New funding and early access to experimental drugs could help industry and patients.
The United Kingdom's life sciences industry has secured new commitments from Prime Minister David Cameron to help grow Britain's healthcare sector with new funding and regulatory changes.
The plan includes commitments to introduce a $283 million (£180 million) government Biomedical Catalyst Fund to invest in U.K. health and life sciences companies, as well as the introduction of a new pathway for granting seriously ill patients early access to certain drugs.
“The industry is changing; not just year by year, but month by month,” says Cameron. Despite the United Kingdom's strong science base and national health program, keeping apace of the competition will require radical change,” he says.
The United Kingdom's biotech sector employs about 36,000 people and about 345 companies are directly involved in the development, manufacturing, or selling of therapeutic products according to the BioIndustry Association, a national industry trade group.

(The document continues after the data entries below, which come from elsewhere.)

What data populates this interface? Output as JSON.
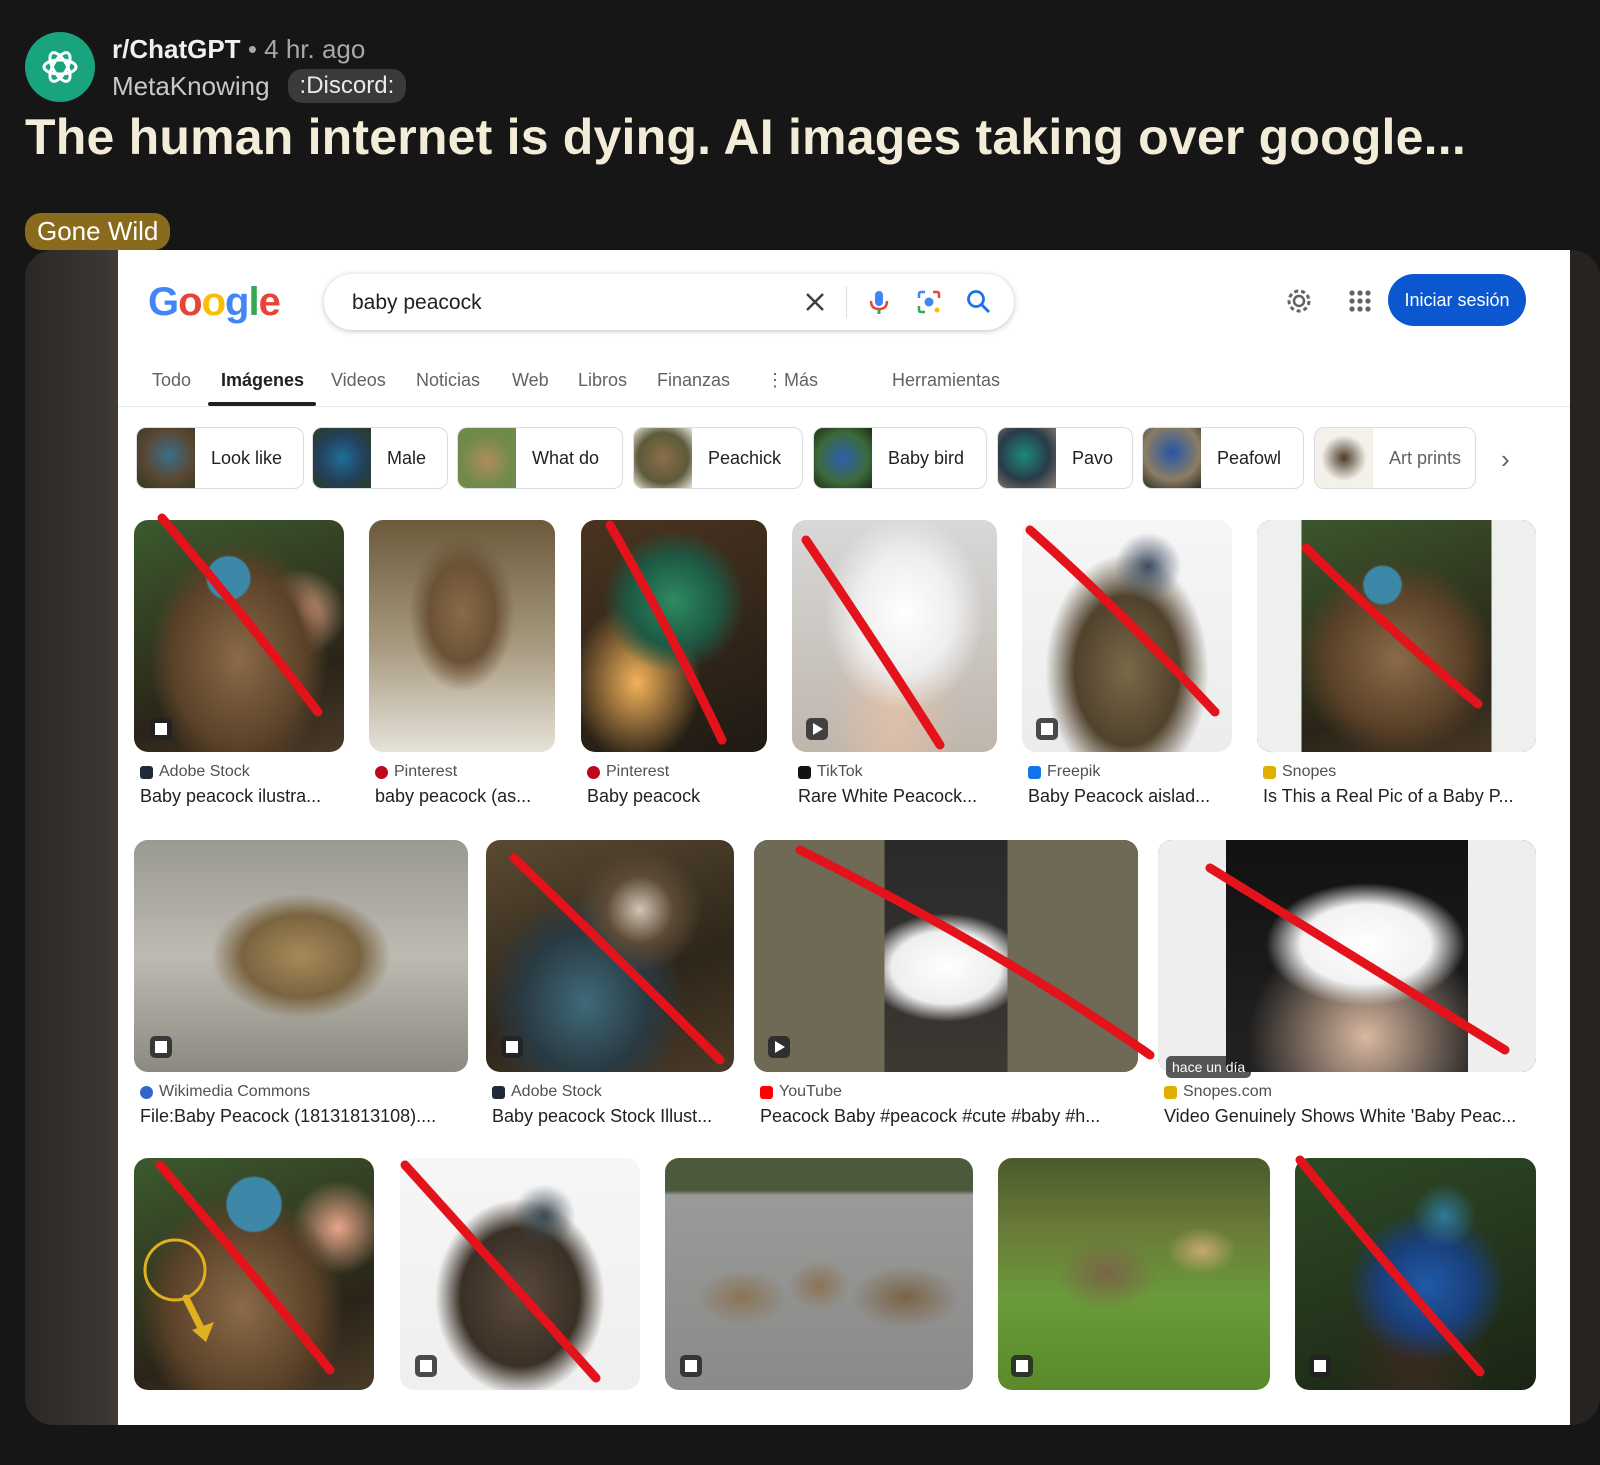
{
  "post": {
    "subreddit": "r/ChatGPT",
    "separator": "•",
    "age": "4 hr. ago",
    "author": "MetaKnowing",
    "author_flair": ":Discord:",
    "title": "The human internet is dying. AI images taking over google...",
    "flair": "Gone Wild",
    "avatar_icon": "openai-logo-icon",
    "avatar_color": "#19a37f",
    "flair_color": "#8a6a1c"
  },
  "google": {
    "logo": [
      "G",
      "o",
      "o",
      "g",
      "l",
      "e"
    ],
    "logo_colors": [
      "#4285f4",
      "#ea4335",
      "#fbbc05",
      "#4285f4",
      "#34a853",
      "#ea4335"
    ],
    "query": "baby peacock",
    "sign_in": "Iniciar sesión",
    "tabs": [
      "Todo",
      "Imágenes",
      "Videos",
      "Noticias",
      "Web",
      "Libros",
      "Finanzas",
      "Más",
      "Herramientas"
    ],
    "active_tab": "Imágenes",
    "chips": [
      "Look like",
      "Male",
      "What do",
      "Peachick",
      "Baby bird",
      "Pavo",
      "Peafowl",
      "Art prints"
    ]
  },
  "results": {
    "row1": [
      {
        "source": "Adobe Stock",
        "title": "Baby peacock ilustra...",
        "crossed": true,
        "media": "image",
        "color": "#1f2a3a"
      },
      {
        "source": "Pinterest",
        "title": "baby peacock (as...",
        "crossed": false,
        "media": "none",
        "color": "#bd081c"
      },
      {
        "source": "Pinterest",
        "title": "Baby peacock",
        "crossed": true,
        "media": "none",
        "color": "#bd081c"
      },
      {
        "source": "TikTok",
        "title": "Rare White Peacock...",
        "crossed": true,
        "media": "video",
        "color": "#111111"
      },
      {
        "source": "Freepik",
        "title": "Baby Peacock aislad...",
        "crossed": true,
        "media": "image",
        "color": "#1273eb"
      },
      {
        "source": "Snopes",
        "title": "Is This a Real Pic of a Baby P...",
        "crossed": true,
        "media": "none",
        "color": "#e0b000"
      }
    ],
    "row2": [
      {
        "source": "Wikimedia Commons",
        "title": "File:Baby Peacock (18131813108)....",
        "crossed": false,
        "media": "image",
        "color": "#3366cc"
      },
      {
        "source": "Adobe Stock",
        "title": "Baby peacock Stock Illust...",
        "crossed": true,
        "media": "image",
        "color": "#1f2a3a"
      },
      {
        "source": "YouTube",
        "title": "Peacock Baby #peacock #cute #baby #h...",
        "crossed": true,
        "media": "video",
        "color": "#ff0000"
      },
      {
        "source": "Snopes.com",
        "title": "Video Genuinely Shows White 'Baby Peac...",
        "crossed": true,
        "media": "hace un día",
        "color": "#e0b000"
      }
    ],
    "row3": [
      {
        "crossed": true,
        "media": "none"
      },
      {
        "crossed": true,
        "media": "image"
      },
      {
        "crossed": false,
        "media": "image"
      },
      {
        "crossed": false,
        "media": "image"
      },
      {
        "crossed": true,
        "media": "image"
      }
    ]
  }
}
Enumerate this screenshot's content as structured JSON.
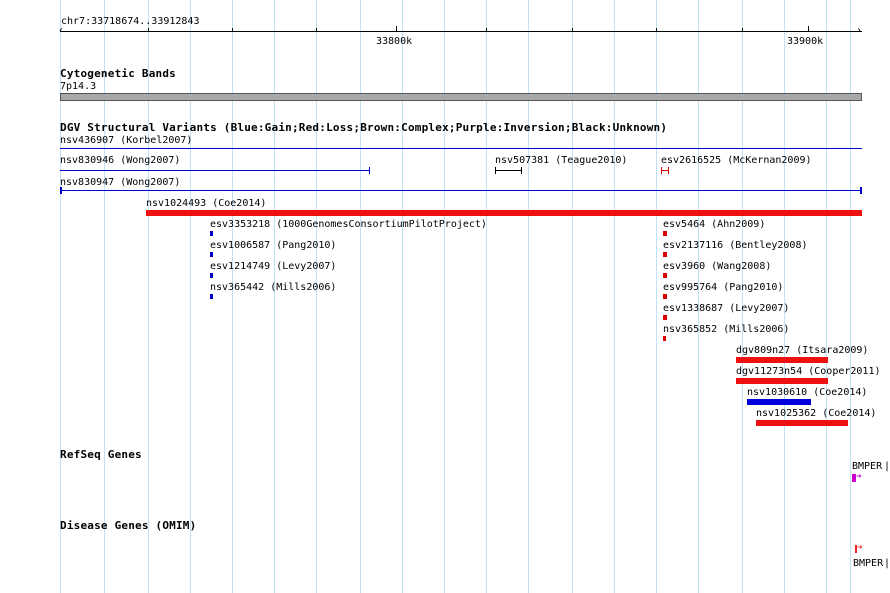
{
  "ruler": {
    "range_label": "chr7:33718674..33912843",
    "major_labels": [
      "33800k",
      "33900k"
    ]
  },
  "cytobands": {
    "title": "Cytogenetic Bands",
    "band_label": "7p14.3"
  },
  "dgv": {
    "title": "DGV Structural Variants (Blue:Gain;Red:Loss;Brown:Complex;Purple:Inversion;Black:Unknown)",
    "features": [
      {
        "label": "nsv436907 (Korbel2007)",
        "color": "#0000cc"
      },
      {
        "label": "nsv830946 (Wong2007)",
        "color": "#0000cc"
      },
      {
        "label": "nsv507381 (Teague2010)",
        "color": "#000000"
      },
      {
        "label": "esv2616525 (McKernan2009)",
        "color": "#dd0000"
      },
      {
        "label": "nsv830947 (Wong2007)",
        "color": "#0000cc"
      },
      {
        "label": "nsv1024493 (Coe2014)",
        "color": "#ee1111"
      },
      {
        "label": "esv3353218 (1000GenomesConsortiumPilotProject)",
        "color": "#0000cc"
      },
      {
        "label": "esv1006587 (Pang2010)",
        "color": "#0000cc"
      },
      {
        "label": "esv1214749 (Levy2007)",
        "color": "#0000cc"
      },
      {
        "label": "nsv365442 (Mills2006)",
        "color": "#0000cc"
      },
      {
        "label": "esv5464 (Ahn2009)",
        "color": "#dd0000"
      },
      {
        "label": "esv2137116 (Bentley2008)",
        "color": "#dd0000"
      },
      {
        "label": "esv3960 (Wang2008)",
        "color": "#dd0000"
      },
      {
        "label": "esv995764 (Pang2010)",
        "color": "#dd0000"
      },
      {
        "label": "esv1338687 (Levy2007)",
        "color": "#dd0000"
      },
      {
        "label": "nsv365852 (Mills2006)",
        "color": "#dd0000"
      },
      {
        "label": "dgv809n27 (Itsara2009)",
        "color": "#ee1111"
      },
      {
        "label": "dgv11273n54 (Cooper2011)",
        "color": "#ee1111"
      },
      {
        "label": "nsv1030610 (Coe2014)",
        "color": "#0000dd"
      },
      {
        "label": "nsv1025362 (Coe2014)",
        "color": "#ee1111"
      }
    ]
  },
  "refseq": {
    "title": "RefSeq Genes",
    "gene_label": "BMPER",
    "color": "#cc00cc"
  },
  "omim": {
    "title": "Disease Genes (OMIM)",
    "gene_label": "BMPER",
    "color": "#ee2222"
  }
}
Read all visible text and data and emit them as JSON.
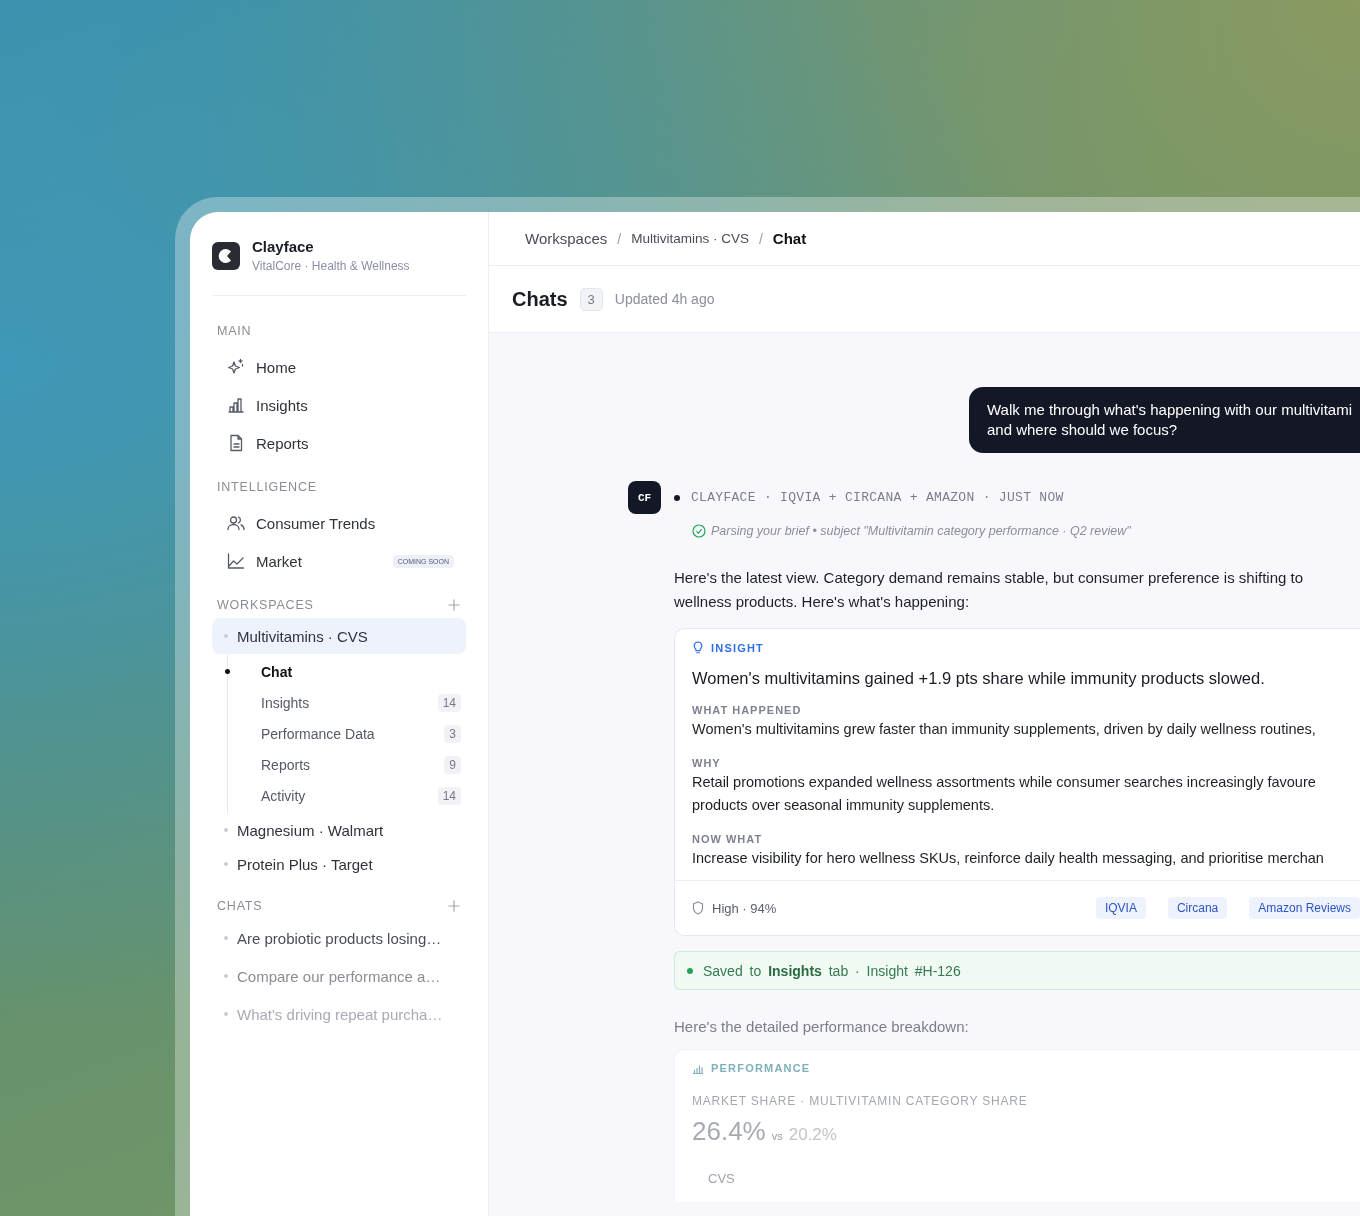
{
  "brand": {
    "name": "Clayface",
    "subtitle": "VitalCore · Health & Wellness"
  },
  "sidebar": {
    "sections": [
      {
        "title": "MAIN",
        "items": [
          {
            "label": "Home",
            "selected": false
          },
          {
            "label": "Insights",
            "selected": false
          },
          {
            "label": "Reports",
            "selected": false
          }
        ]
      },
      {
        "title": "INTELLIGENCE",
        "items": [
          {
            "label": "Consumer Trends",
            "selected": false
          },
          {
            "label": "Market",
            "selected": false,
            "badge": "COMING SOON"
          }
        ]
      }
    ],
    "workspaces": {
      "title": "WORKSPACES",
      "items": [
        {
          "label": "Multivitamins · CVS",
          "selected": true,
          "children": [
            {
              "label": "Chat",
              "selected": true
            },
            {
              "label": "Insights",
              "count": "14",
              "selected": false
            },
            {
              "label": "Performance Data",
              "count": "3",
              "selected": false
            },
            {
              "label": "Reports",
              "count": "9",
              "selected": false
            },
            {
              "label": "Activity",
              "count": "14",
              "selected": false
            }
          ]
        },
        {
          "label": "Magnesium · Walmart",
          "selected": false
        },
        {
          "label": "Protein Plus · Target",
          "selected": false
        }
      ]
    },
    "chats": {
      "title": "CHATS",
      "items": [
        {
          "label": "Are probiotic products losing…",
          "selected": false
        },
        {
          "label": "Compare our performance a…",
          "selected": false
        },
        {
          "label": "What's driving repeat purcha…",
          "selected": false
        }
      ]
    }
  },
  "breadcrumb": {
    "separator": "/",
    "items": [
      {
        "label": "Workspaces",
        "current": false
      },
      {
        "label": "Multivitamins · CVS",
        "current": false
      },
      {
        "label": "Chat",
        "current": true
      }
    ]
  },
  "header": {
    "title": "Chats",
    "count": "3",
    "updated": "Updated 4h ago"
  },
  "user_message": {
    "lines": [
      "Walk me through what's happening with our multivitami",
      "and where should we focus?"
    ]
  },
  "assistant": {
    "avatar": "CF",
    "meta": "CLAYFACE · IQVIA + CIRCANA + AMAZON · JUST NOW",
    "status": "Parsing your brief • subject \"Multivitamin category performance · Q2 review\"",
    "intro": [
      "Here's the latest view. Category demand remains stable, but consumer preference is shifting to",
      "wellness products. Here's what's happening:"
    ]
  },
  "insight": {
    "label": "INSIGHT",
    "headline": "Women's multivitamins gained +1.9 pts share while immunity products slowed.",
    "sections": [
      {
        "heading": "WHAT HAPPENED",
        "lines": [
          "Women's multivitamins grew faster than immunity supplements, driven by daily wellness routines,"
        ]
      },
      {
        "heading": "WHY",
        "lines": [
          "Retail promotions expanded wellness assortments while consumer searches increasingly favoure",
          "products over seasonal immunity supplements."
        ]
      },
      {
        "heading": "NOW WHAT",
        "lines": [
          "Increase visibility for hero wellness SKUs, reinforce daily health messaging, and prioritise merchan"
        ]
      }
    ],
    "confidence": "High · 94%",
    "sources": [
      "IQVIA",
      "Circana",
      "Amazon Reviews"
    ]
  },
  "saved": "Saved to **Insights** tab · Insight #H-126",
  "breakdown_intro": "Here's the detailed performance breakdown:",
  "performance": {
    "label": "PERFORMANCE",
    "metric_label": "MARKET SHARE · MULTIVITAMIN CATEGORY SHARE",
    "value": "26.4%",
    "vs": "vs",
    "comparison": "20.2%",
    "footer": "CVS"
  }
}
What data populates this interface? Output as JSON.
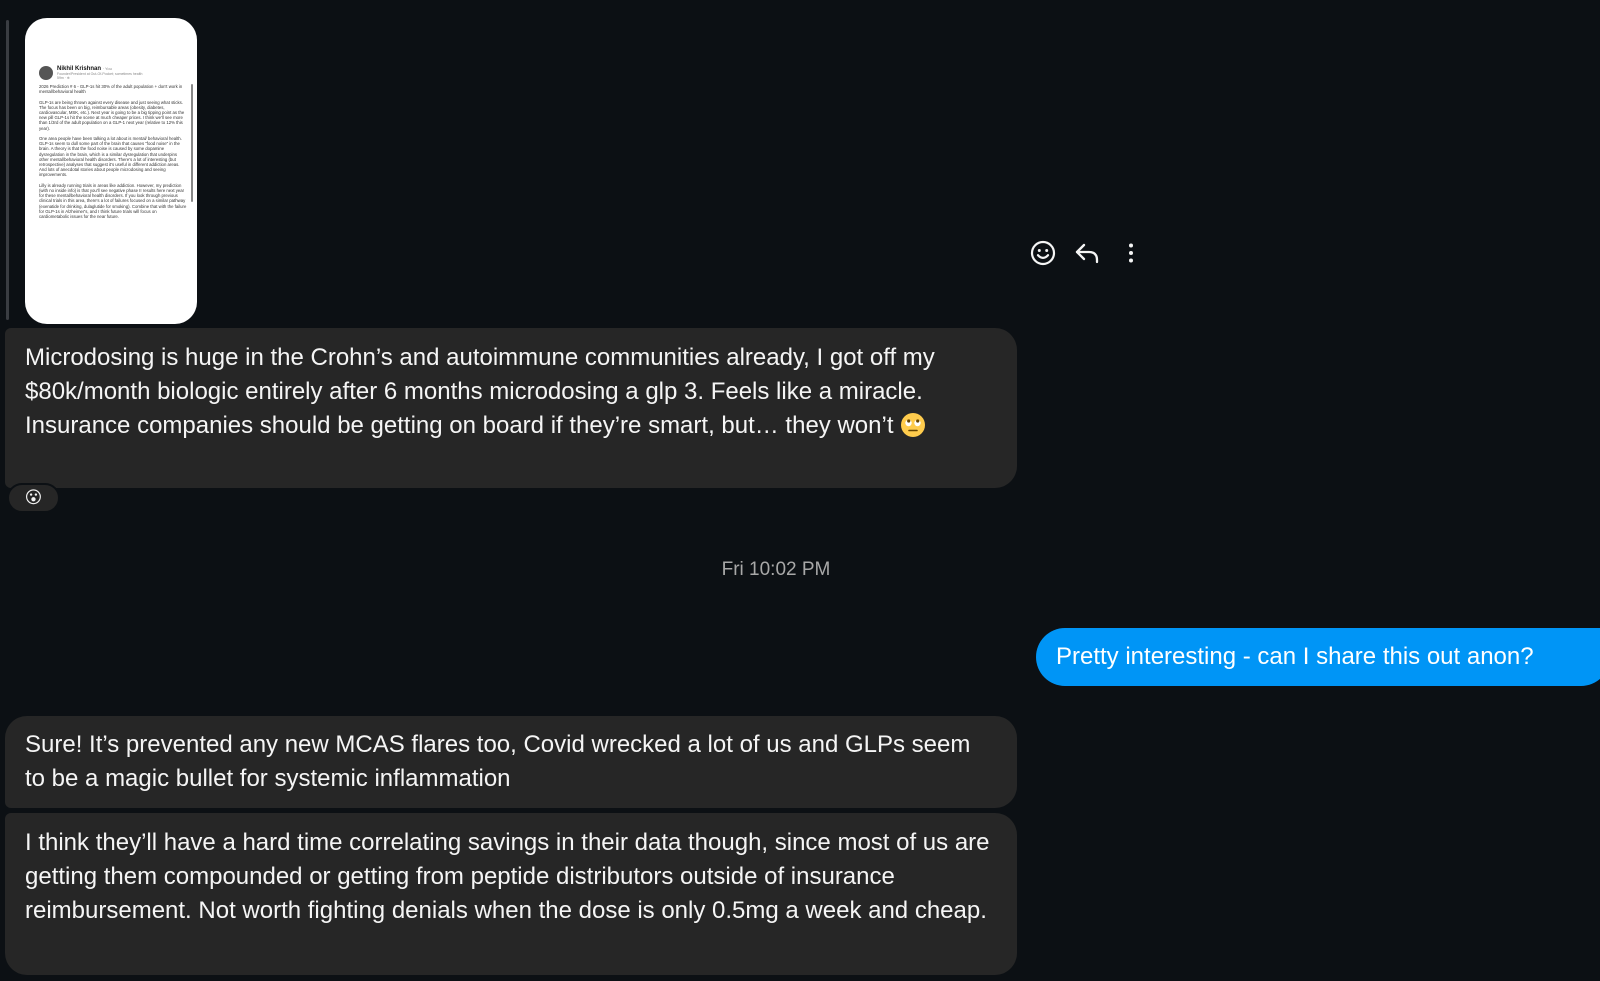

Glyn Edwards, the association's interim chief, says the group is looking forward to seeing the details of this initiative and how it will support innovative small and medium-sized companies facing the “valley of death” funding gap.
Cameron also proposed two key regulatory changes to support drug research, both of which could have far-reaching implications for clinical trials in the United Kingdom. In the first, an early access program, people suffering in the advanced stage of a disease would be granted access to experimental drugs if no other treatments are available. In the second, more controversial change, the government plans to automatically share National Health Service patient data with clinical researchers unless patients opt-out. Despite opposition to the idea by some privacy advocates, Cameron said in a speech announcing the idea that “it is simply a waste to have a health system like the NHS and not to do this kind of thing.”
In addition, Cameron says he’ll extend the installation of medical monitoring technologies to three million people over the next five years, in an effort to put the United Kingdom “miles ahead of other countries commercially.”
Despite efforts to shore up support for new technologies and small-scale R&D efforts, some of the country’s largest drugmakers have been cutting back their presence there. In February, Pfizer announced plans to layoff of about 2,400 researchers and support staff in Sandwich, United Kingdom, while in March, Novartis said it would cut 550 positions from a plant in Horsham. Whether the package of incentives introduced by Cameron will be enough to keep small companies anchored in a time where new investors can be hard to come by remains to be seen.